Immediately the McCain people claimed "foul" and started screaming "race card." All Obama did was recognize the reality that "they"--the people who want McCain elected, not necessarily McCain himself--will play on all those irrational fears that rise up from the fact that Obama does not, in fact, look like the people whose pictures appear on our currency. But in a country where racism remains, yet where the subject cannot be overtly & publicly addressed, Obama cannot even try to preempt racist attacks without running the risk of being labelled a racist himself.

The fact is that if Obama was Latino, or Asian, or Jewish, a part of the white population in this country would not vote for him because he was Latino, or Asian, or Jewish.

There is simply some white people in this country who will always be prejudice toward any color of people who is not like their own. They simply choose to be that way, and simply choose to stay that way.
So, if Obama was Latino, these same prejudice white people would find a hundred reasons why he should not be elected.
If Obama was Asian, the same prejudice white people in this country would find a hundred reasons why he should not be elected.
If Obama was Jewish, the same prejudice white people in this country would find a hundred reasons why they could not vote for him.
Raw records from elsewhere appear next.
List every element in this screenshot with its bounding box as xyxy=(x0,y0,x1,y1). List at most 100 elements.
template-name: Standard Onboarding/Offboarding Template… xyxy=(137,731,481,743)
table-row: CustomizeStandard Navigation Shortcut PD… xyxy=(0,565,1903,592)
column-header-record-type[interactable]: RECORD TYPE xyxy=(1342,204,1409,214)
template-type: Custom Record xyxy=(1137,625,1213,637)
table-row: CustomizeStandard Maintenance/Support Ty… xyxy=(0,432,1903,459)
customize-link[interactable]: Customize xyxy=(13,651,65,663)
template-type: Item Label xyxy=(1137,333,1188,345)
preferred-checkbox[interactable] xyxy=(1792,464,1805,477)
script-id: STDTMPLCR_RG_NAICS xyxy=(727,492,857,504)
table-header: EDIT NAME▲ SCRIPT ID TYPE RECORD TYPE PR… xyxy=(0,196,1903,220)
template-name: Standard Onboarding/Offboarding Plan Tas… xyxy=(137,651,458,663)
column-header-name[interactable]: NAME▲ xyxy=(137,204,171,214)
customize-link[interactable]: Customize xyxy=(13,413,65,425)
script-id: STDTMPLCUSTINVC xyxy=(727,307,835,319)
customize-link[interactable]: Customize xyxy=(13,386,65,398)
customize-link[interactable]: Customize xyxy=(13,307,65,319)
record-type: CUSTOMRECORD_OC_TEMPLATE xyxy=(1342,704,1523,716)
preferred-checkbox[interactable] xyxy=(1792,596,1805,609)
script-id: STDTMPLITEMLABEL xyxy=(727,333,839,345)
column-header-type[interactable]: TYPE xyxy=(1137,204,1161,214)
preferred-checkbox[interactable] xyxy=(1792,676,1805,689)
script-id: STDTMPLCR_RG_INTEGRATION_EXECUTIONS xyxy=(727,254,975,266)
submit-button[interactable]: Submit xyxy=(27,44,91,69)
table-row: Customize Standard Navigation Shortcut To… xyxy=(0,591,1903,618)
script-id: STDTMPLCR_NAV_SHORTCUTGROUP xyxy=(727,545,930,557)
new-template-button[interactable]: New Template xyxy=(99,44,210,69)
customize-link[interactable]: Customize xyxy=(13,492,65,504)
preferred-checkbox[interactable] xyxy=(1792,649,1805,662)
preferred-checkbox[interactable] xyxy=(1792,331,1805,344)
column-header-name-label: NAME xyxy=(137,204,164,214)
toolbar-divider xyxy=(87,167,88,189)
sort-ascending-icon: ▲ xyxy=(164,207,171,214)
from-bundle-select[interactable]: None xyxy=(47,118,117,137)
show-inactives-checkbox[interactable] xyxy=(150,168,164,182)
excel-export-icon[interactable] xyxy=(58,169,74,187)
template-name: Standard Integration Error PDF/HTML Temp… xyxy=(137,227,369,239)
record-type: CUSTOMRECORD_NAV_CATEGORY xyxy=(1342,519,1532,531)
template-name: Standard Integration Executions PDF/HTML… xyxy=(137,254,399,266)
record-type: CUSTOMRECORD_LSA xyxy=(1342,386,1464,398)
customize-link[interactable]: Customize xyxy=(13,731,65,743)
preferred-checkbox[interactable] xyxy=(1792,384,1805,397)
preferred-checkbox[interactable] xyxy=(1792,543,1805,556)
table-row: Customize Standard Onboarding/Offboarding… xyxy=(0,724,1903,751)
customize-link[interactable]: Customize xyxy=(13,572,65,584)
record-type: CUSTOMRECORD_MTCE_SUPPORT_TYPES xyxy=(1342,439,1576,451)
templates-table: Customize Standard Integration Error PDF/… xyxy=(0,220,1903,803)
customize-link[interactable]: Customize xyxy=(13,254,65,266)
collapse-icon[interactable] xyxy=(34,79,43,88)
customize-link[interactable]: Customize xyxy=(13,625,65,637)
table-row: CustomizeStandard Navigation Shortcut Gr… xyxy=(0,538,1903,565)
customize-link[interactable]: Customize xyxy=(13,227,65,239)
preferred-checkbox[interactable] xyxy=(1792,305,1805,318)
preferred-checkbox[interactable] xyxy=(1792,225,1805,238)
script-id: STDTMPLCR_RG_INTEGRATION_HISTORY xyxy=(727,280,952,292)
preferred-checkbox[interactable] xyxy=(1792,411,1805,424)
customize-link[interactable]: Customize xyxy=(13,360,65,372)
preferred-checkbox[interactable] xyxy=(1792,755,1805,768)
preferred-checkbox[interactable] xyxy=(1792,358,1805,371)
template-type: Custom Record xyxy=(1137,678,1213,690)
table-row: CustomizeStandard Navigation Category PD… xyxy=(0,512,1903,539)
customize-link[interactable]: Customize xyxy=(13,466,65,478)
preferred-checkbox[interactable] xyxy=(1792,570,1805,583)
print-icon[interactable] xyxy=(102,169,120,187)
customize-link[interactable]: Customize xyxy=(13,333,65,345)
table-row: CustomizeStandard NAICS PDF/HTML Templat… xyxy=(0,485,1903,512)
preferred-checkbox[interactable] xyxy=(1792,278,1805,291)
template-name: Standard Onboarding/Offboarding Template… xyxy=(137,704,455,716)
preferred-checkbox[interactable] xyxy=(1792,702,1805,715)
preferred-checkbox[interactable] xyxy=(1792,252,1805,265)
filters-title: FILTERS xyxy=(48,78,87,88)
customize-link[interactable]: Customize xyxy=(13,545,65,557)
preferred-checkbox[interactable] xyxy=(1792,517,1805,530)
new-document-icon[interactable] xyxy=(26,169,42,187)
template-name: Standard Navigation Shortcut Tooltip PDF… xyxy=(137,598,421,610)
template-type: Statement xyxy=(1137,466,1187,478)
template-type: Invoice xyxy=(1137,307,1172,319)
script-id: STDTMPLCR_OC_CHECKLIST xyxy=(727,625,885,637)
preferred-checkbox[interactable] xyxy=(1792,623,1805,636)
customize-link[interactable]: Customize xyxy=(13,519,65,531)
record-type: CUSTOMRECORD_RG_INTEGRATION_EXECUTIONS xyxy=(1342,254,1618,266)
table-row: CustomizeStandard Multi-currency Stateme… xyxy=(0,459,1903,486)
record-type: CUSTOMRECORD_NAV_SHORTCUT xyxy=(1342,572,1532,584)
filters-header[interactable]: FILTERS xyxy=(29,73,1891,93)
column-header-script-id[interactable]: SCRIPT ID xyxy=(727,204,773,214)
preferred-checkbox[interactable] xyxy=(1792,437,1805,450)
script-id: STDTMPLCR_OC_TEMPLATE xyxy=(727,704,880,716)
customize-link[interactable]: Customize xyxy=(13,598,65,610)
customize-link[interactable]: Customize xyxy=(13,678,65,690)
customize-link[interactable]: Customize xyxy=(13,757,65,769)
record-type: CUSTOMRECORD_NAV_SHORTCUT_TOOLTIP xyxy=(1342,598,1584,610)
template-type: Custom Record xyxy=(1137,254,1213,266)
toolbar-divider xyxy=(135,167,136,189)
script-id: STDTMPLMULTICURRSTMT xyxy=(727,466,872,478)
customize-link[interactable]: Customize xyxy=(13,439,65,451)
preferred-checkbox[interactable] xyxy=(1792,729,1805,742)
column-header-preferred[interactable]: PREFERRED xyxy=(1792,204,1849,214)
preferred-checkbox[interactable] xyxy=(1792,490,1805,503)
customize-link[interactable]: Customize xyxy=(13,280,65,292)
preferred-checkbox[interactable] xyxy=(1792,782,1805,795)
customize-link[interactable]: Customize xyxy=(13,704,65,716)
It must be admitted that Obama is being supported by a large part of the white population in this country, and that fact shows that we have indeed come a long way, and that a large part of the population choose to be are mature, evolved human beings.

In this country, where we live among people who have choosen to be evolved, and mature, SADLY, we also live among people who will always choose to discriminated against another human because of the shade of their skin.